Moving Image & Asana:
By Bob Belinoff
It doesn’t take talking heads, a story line, a 35 mm Panaflex camera, craft services and a crew for the moving image to make a spiritual statement. Instructional yoga videos can help anyone uncover their own truth in their own time, while following the example of a master. There are probably as many instructional yoga videos available as there are master yoga instructors, and dozens of new training videos and DVDs come out every year.
Here are three different takes on the instructional yoga video and the teachers who are changing the way they are using the medium of the moving image.
SHIVA.
Shiva Rea’s latest video, Yoga Shakti (reviewed in LA YOGA July August 2004), takes advantage of the DVD format in ways we’ve never seen before. The chaptered DVD configured as a do it yourself matrix means that students can customize their own practice session. The video contains 41/2 hours of asana that can be put together with a kind of creative spontaneity that can make every practice a different kind of learning experience. “I encourage people to bring an exploratory spirit to their practice,” Shiva says. Yoga Shakti also goes considerably beyond the confines of a hardwood floor, taking us on a sweeping vista visit from the sandbars of the Cocoa Islands in the Maldives to the Ganges with stops in between for drummers, bejeweled elephants and temple courtyards.
This is using DVD technology to help students create a personalized exercise routine while they experience the sights, sounds and the very climate that produced the practice. It gives us an intimacy with India the place, and the very soul of the land and the sea, that produced the asana.
ERICH.
Erich Shiffmann takes us to the opposite extreme. Using his own fascination with the technology and the creative possibilities, Erich bought his own camera and editing software, learned to edit, became his own one man crew and often goes no further than his backdoor for his production locations. The result is Erich’s Backyard Series. It gives us a special kind of intimacy with the teacher. Erich confesses in the opening to this video that, “hey, it’s just me and you, there’s not even anyone running the camera, its on automatic.” The result is that the viewer feels like they are sitting in on Erich’s private personal practice, and yoga is “felt” as much as it is seen, as basic inner work available to anyone, anywhere.
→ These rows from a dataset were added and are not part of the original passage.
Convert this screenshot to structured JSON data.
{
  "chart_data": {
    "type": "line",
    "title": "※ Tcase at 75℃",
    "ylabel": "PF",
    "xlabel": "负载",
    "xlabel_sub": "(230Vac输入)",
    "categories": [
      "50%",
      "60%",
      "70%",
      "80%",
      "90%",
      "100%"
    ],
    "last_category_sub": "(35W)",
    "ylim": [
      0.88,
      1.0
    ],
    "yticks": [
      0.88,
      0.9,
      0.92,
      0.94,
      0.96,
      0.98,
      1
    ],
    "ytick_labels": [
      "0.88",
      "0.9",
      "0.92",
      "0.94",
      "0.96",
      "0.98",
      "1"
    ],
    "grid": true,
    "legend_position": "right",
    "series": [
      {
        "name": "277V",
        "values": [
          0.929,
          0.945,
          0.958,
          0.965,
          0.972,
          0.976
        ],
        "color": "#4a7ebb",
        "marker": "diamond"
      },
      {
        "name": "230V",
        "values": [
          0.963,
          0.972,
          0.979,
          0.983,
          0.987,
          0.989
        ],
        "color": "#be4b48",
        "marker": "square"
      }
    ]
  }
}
Then there’s his Freedom Style Yoga DVD. Not really an instructional video, this is the Erich and Friend’s “basement tapes.” One remote control camera is all it takes. What we get is more than asana. Here Erich is actually redefining what most people think of as yoga. The video opens on an empty room. He begins to practice, others join him. There is quiet and meditation, there is laughter and music, there is experimentation, sharing, spontaneity, flow and an in-the-moment-go-with-it feeling that expands the meaning of yoga and breaks down the walls between teacher, student and fellow practitioner. This is landmark stuff, and deserves to be screened wall size wherever two or more gather - with or without a mat.
LOU.
Lou Volpano, a yoga student for 14 years, is a veteran show business consultant with special experience in distressed business “turn arounds.” Not long ago he put his entertainment career into turn around and put together a team of teachers and filmmakers to produce a yoga video television series. “I wanted to do what I knew was in my heart.” Volpano says. “Yoga gave me the confidence to sit still and do what I had to do.”
The result is a TV series called “Great Yoga Teachers.” It can be seen regularly on the Wisdom Channel, which is available to over 6 million subscribers nationwide, nearly 200,000 of them in the Los Angles area.
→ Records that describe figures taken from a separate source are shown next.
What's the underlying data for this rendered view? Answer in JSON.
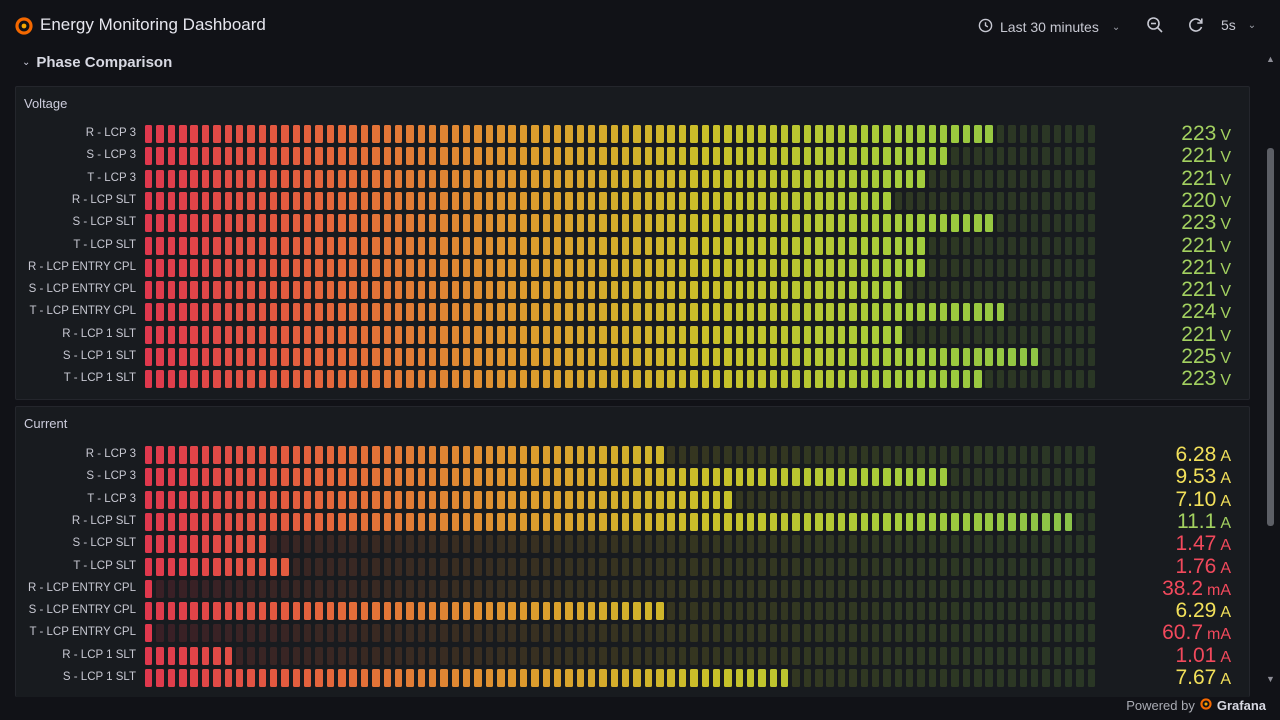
{
  "header": {
    "title": "Energy Monitoring Dashboard",
    "time_range": "Last 30 minutes",
    "refresh_interval": "5s",
    "icons": [
      "grafana-logo-icon",
      "clock-icon",
      "chevron-down-icon",
      "zoom-out-icon",
      "refresh-icon"
    ]
  },
  "row": {
    "title": "Phase Comparison",
    "collapsed": false
  },
  "colors": {
    "background": "#111217",
    "panel": "#181b1f",
    "value_green": "#a3d160",
    "value_yellow": "#f2e05a",
    "value_red": "#f2495c",
    "gradient": [
      "#e0384d",
      "#e4693a",
      "#dd9b2d",
      "#c9c129",
      "#a5cd3a",
      "#86c14a"
    ]
  },
  "panels": {
    "voltage": {
      "title": "Voltage",
      "min": 0,
      "max": 250,
      "rows": [
        {
          "label": "R - LCP 3",
          "value": "223",
          "unit": "V",
          "fraction": 0.89,
          "color": "green"
        },
        {
          "label": "S - LCP 3",
          "value": "221",
          "unit": "V",
          "fraction": 0.84,
          "color": "green"
        },
        {
          "label": "T - LCP 3",
          "value": "221",
          "unit": "V",
          "fraction": 0.82,
          "color": "green"
        },
        {
          "label": "R - LCP SLT",
          "value": "220",
          "unit": "V",
          "fraction": 0.79,
          "color": "green"
        },
        {
          "label": "S - LCP SLT",
          "value": "223",
          "unit": "V",
          "fraction": 0.89,
          "color": "green"
        },
        {
          "label": "T - LCP SLT",
          "value": "221",
          "unit": "V",
          "fraction": 0.82,
          "color": "green"
        },
        {
          "label": "R - LCP ENTRY CPL",
          "value": "221",
          "unit": "V",
          "fraction": 0.82,
          "color": "green"
        },
        {
          "label": "S - LCP ENTRY CPL",
          "value": "221",
          "unit": "V",
          "fraction": 0.8,
          "color": "green"
        },
        {
          "label": "T - LCP ENTRY CPL",
          "value": "224",
          "unit": "V",
          "fraction": 0.91,
          "color": "green"
        },
        {
          "label": "R - LCP 1 SLT",
          "value": "221",
          "unit": "V",
          "fraction": 0.8,
          "color": "green"
        },
        {
          "label": "S - LCP 1 SLT",
          "value": "225",
          "unit": "V",
          "fraction": 0.94,
          "color": "green"
        },
        {
          "label": "T - LCP 1 SLT",
          "value": "223",
          "unit": "V",
          "fraction": 0.88,
          "color": "green"
        }
      ]
    },
    "current": {
      "title": "Current",
      "rows": [
        {
          "label": "R - LCP 3",
          "value": "6.28",
          "unit": "A",
          "fraction": 0.55,
          "color": "yellow"
        },
        {
          "label": "S - LCP 3",
          "value": "9.53",
          "unit": "A",
          "fraction": 0.85,
          "color": "yellow"
        },
        {
          "label": "T - LCP 3",
          "value": "7.10",
          "unit": "A",
          "fraction": 0.62,
          "color": "yellow"
        },
        {
          "label": "R - LCP SLT",
          "value": "11.1",
          "unit": "A",
          "fraction": 0.98,
          "color": "green"
        },
        {
          "label": "S - LCP SLT",
          "value": "1.47",
          "unit": "A",
          "fraction": 0.13,
          "color": "red"
        },
        {
          "label": "T - LCP SLT",
          "value": "1.76",
          "unit": "A",
          "fraction": 0.15,
          "color": "red"
        },
        {
          "label": "R - LCP ENTRY CPL",
          "value": "38.2",
          "unit": "mA",
          "fraction": 0.01,
          "color": "red"
        },
        {
          "label": "S - LCP ENTRY CPL",
          "value": "6.29",
          "unit": "A",
          "fraction": 0.55,
          "color": "yellow"
        },
        {
          "label": "T - LCP ENTRY CPL",
          "value": "60.7",
          "unit": "mA",
          "fraction": 0.01,
          "color": "red"
        },
        {
          "label": "R - LCP 1 SLT",
          "value": "1.01",
          "unit": "A",
          "fraction": 0.09,
          "color": "red"
        },
        {
          "label": "S - LCP 1 SLT",
          "value": "7.67",
          "unit": "A",
          "fraction": 0.68,
          "color": "yellow"
        }
      ]
    }
  },
  "footer": {
    "powered_by": "Powered by",
    "brand": "Grafana"
  }
}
Everyone involved in the production - camera operators, editors, graphic artists, and grips, practice yoga. And everyone owns a piece of the production company and participates in the fruits of this labor of love.
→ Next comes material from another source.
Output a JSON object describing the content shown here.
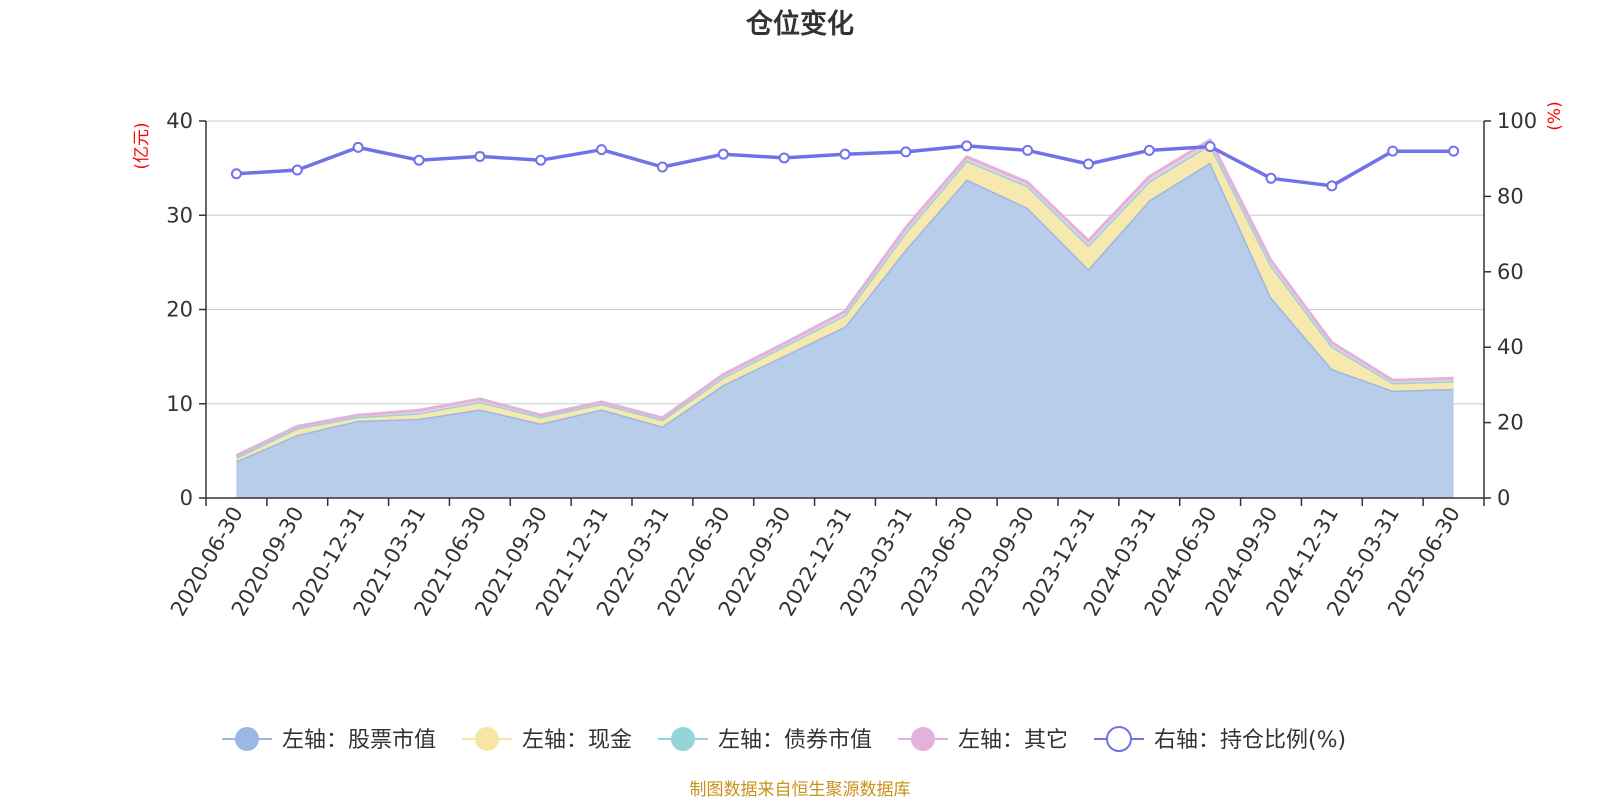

Each episode of “Great Teachers” features four teachers demonstrating one posture in three levels, for beginners, intermediate and advanced practitioners. The series includes segments from LA based yoga teachers: Marne Semick , Kim Haegele, Stella Valente , Jill Miller, Matt Crowder , Rie Katagiri and Heather Onori.
The series enters its first season in the fall quarter of 2004, second season this year, and is going on-location to five studios around Southern California in November to fill the order for 13 more shows in 2005.